Dans mon processus d’écriture, je me suis efforcé de décrire le plus clairement possible ce que je voyais. Je voulais éviter le langage métaphorique, Je voulais vraiment trouver l’expression la plus simple pour décrire ces images et leur fabrication. Creuser les phrases, le plus nettement possible, était une manière d’aller au bout de ce que ces photos disent. Quand bien même on ne va jamais complètement au bout.
Aviez-vous un lecteur, ou plusieurs, en tête pendant que vous écriviez ?
Je crois que j’en avais mais qu’ils ont changé en cours de route. Dans chaque endroit, j’ai toujours en tête les rescapés que j’ai rencontré, comme un rappel permanent qu’il fallait que je sois précis et attentif à tout ce que j’avançais, que je leur sois digne en quelque sorte. Et puis, en commençant à écrire, je crois que je pensais surtout aux historiens et, progressivement, se sont substitués à eux des écrivains.
Comment expliquer la quasi-normalité de certaines photos ? Vous le faites par exemple remarquer à propos de la photo d’un four crématoire prise par Jean Brichaux.

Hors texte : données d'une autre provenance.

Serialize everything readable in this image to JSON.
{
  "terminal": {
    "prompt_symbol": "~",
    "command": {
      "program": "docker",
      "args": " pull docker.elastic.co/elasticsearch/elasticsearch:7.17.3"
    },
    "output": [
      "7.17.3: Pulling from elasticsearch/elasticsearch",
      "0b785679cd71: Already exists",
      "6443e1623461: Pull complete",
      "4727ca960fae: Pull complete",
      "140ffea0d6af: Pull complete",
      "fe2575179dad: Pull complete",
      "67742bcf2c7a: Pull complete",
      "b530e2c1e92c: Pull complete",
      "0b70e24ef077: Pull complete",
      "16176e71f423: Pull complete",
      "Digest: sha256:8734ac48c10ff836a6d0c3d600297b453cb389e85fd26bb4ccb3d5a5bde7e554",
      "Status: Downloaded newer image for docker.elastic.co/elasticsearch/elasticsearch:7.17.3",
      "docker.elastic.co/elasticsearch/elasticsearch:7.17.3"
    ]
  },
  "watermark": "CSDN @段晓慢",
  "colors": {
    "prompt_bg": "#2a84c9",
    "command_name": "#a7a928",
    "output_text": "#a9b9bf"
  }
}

D’abord une photo n’est qu’une photo. Le moment où on peut faire une photo dans les camps c’est le moment où l’on ne peut être surpris en train de la faire. Donc forcément Jean Brichaux prend la photo quand il peut la prendre : ce ne peut être à un moment où un tas de cadavres est en train d’être charrié ou quand des SS passent. Et puis, à cause des récits qui ont été donnés des camps, on s’attend à ce que les camps soient sans cesse plongés dans le bruit et la fureur. Mais il y avait aussi une sorte de normalité — presqu’impensable pour nous — de ces endroits Pour quelqu’un comme Brichaux qui était détenu depuis un moment, le fait que le four crématoire soit en activité et que, devant celui-ci, il y ait un prisonnier hagard, cela participait d’une certaine normalité. Il prend la photographie en faisant attention au cadre, il prend donc son temps. Et il peut le faire car il y avait des moments où l’activité du camp ralentissait. Même au cœur de l’entreprise de mort, il y avait des moments sans précipitation, notamment lorsque les corps étaient en train d’être consumés puisque c’est un processus physique qui prend plusieurs heures. Et c’est presqu’encore plus terrible de se dire qu’il y avait ces moments de lenteur. Et là je pense que l’image apporte quelque chose, un doute ou une inquiétude. Elle vient interroger ce que l’on croit savoir, quelque chose que d’autres images — je pense ici à certains films de fiction sur la Shoah — nous font croire en nous disant que tout se passait dans l’urgence. Ce que nous montre aussi ces photos, c’est qu’il y avait des temps morts dans les camps.
Les passages qui suivent, tous extraits d’Éclats, sont reproduits avec l’aimable autorisation de l’auteur et de l’éditeur.
Extrait 1 – L’Univers concentrationnaire – 9, « Première photographie »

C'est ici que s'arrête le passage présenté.